The Japanese yen gained 1.3% against the dollar in response to political news and economic data

USD/JPY surged to a three-week high of 146.49 on Friday before dropping sharply by over three figures, driven by speculation that Japan’s new prime minister might support further Bank of Japan tightening. This was perceived as a potential breach of the central bank’s independence, initially weakening the yen. However, a strong yen rally followed when these reports were debunked.

The yen gained further momentum after U.S. data showed a moderate rise in consumer spending for August, coupled with slowing inflation, reinforcing expectations of another large Fed rate cut, with odds now split 50-50.

Technically, USD/JPY’s daily structure is deteriorating as 14-day momentum is slipping below the centerline, potentially turning negative. Moving averages have shifted to a fully bearish alignment, and a double bull-trap above 144.82 (the 23.6% Fibonacci retracement of the 161.80–139.57 drop) is reinforcing bearish sentiment.

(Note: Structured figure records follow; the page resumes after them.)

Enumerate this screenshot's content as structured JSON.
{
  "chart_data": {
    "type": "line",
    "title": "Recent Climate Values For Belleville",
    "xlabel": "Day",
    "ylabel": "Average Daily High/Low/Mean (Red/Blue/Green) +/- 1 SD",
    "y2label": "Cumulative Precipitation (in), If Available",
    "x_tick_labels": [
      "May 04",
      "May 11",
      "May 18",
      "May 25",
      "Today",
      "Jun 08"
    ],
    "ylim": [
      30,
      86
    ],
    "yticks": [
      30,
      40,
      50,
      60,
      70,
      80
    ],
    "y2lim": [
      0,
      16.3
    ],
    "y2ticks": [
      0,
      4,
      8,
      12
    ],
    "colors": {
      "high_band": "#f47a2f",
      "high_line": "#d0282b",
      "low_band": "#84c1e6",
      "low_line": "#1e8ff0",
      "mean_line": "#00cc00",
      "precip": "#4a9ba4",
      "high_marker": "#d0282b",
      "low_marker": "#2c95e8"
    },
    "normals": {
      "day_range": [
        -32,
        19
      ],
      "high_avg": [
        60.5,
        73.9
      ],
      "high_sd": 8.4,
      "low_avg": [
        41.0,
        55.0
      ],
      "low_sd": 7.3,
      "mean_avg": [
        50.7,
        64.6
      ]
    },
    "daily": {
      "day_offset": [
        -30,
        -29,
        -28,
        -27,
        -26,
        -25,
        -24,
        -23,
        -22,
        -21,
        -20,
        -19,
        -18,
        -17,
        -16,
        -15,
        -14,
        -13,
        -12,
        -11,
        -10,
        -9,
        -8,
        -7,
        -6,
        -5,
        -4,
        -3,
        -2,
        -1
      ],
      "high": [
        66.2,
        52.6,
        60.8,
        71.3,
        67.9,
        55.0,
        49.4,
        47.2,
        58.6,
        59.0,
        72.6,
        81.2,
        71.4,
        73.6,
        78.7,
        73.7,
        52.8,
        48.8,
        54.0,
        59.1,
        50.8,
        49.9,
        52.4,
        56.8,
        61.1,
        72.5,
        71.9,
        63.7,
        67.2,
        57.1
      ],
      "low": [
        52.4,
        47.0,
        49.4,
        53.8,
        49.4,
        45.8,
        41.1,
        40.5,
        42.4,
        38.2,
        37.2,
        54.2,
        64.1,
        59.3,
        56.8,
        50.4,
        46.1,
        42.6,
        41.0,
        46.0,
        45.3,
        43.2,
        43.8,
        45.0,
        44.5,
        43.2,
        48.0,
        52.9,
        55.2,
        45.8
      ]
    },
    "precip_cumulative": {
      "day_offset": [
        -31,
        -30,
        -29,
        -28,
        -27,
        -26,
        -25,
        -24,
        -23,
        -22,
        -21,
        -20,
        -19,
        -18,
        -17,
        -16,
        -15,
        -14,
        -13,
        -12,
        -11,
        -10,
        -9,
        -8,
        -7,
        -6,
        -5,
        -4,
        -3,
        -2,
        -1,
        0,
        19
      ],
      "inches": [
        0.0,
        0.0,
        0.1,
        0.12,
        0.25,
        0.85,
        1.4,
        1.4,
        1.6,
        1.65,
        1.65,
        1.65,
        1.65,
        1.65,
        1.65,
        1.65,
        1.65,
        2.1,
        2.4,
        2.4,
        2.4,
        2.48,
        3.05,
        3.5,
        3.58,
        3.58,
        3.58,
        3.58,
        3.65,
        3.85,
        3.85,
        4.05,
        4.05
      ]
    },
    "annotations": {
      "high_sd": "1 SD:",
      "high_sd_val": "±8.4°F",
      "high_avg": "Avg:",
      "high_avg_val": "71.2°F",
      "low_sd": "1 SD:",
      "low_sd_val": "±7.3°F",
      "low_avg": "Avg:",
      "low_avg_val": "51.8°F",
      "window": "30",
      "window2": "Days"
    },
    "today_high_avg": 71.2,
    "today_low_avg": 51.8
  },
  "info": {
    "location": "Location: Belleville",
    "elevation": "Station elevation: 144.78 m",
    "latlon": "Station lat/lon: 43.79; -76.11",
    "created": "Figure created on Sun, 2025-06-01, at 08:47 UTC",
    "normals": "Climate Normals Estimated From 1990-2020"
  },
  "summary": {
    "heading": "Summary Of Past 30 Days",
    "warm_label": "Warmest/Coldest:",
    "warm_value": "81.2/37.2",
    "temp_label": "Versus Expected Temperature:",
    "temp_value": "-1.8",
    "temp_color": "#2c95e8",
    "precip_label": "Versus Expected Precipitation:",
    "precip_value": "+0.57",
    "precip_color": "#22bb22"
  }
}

Friday’s large bearish daily candle with a long upper wick suggests further downside pressure, while the thickening daily cloud hovering above the price adds to the bearish outlook. A daily close below the 143.00 zone (the 50% retracement of 139.57–146.49 and 10DMA) would solidify the bearish signal, paving the way for declines toward 142.21 (61.8% Fibonacci level) and 141.68 (the August 5 spike low).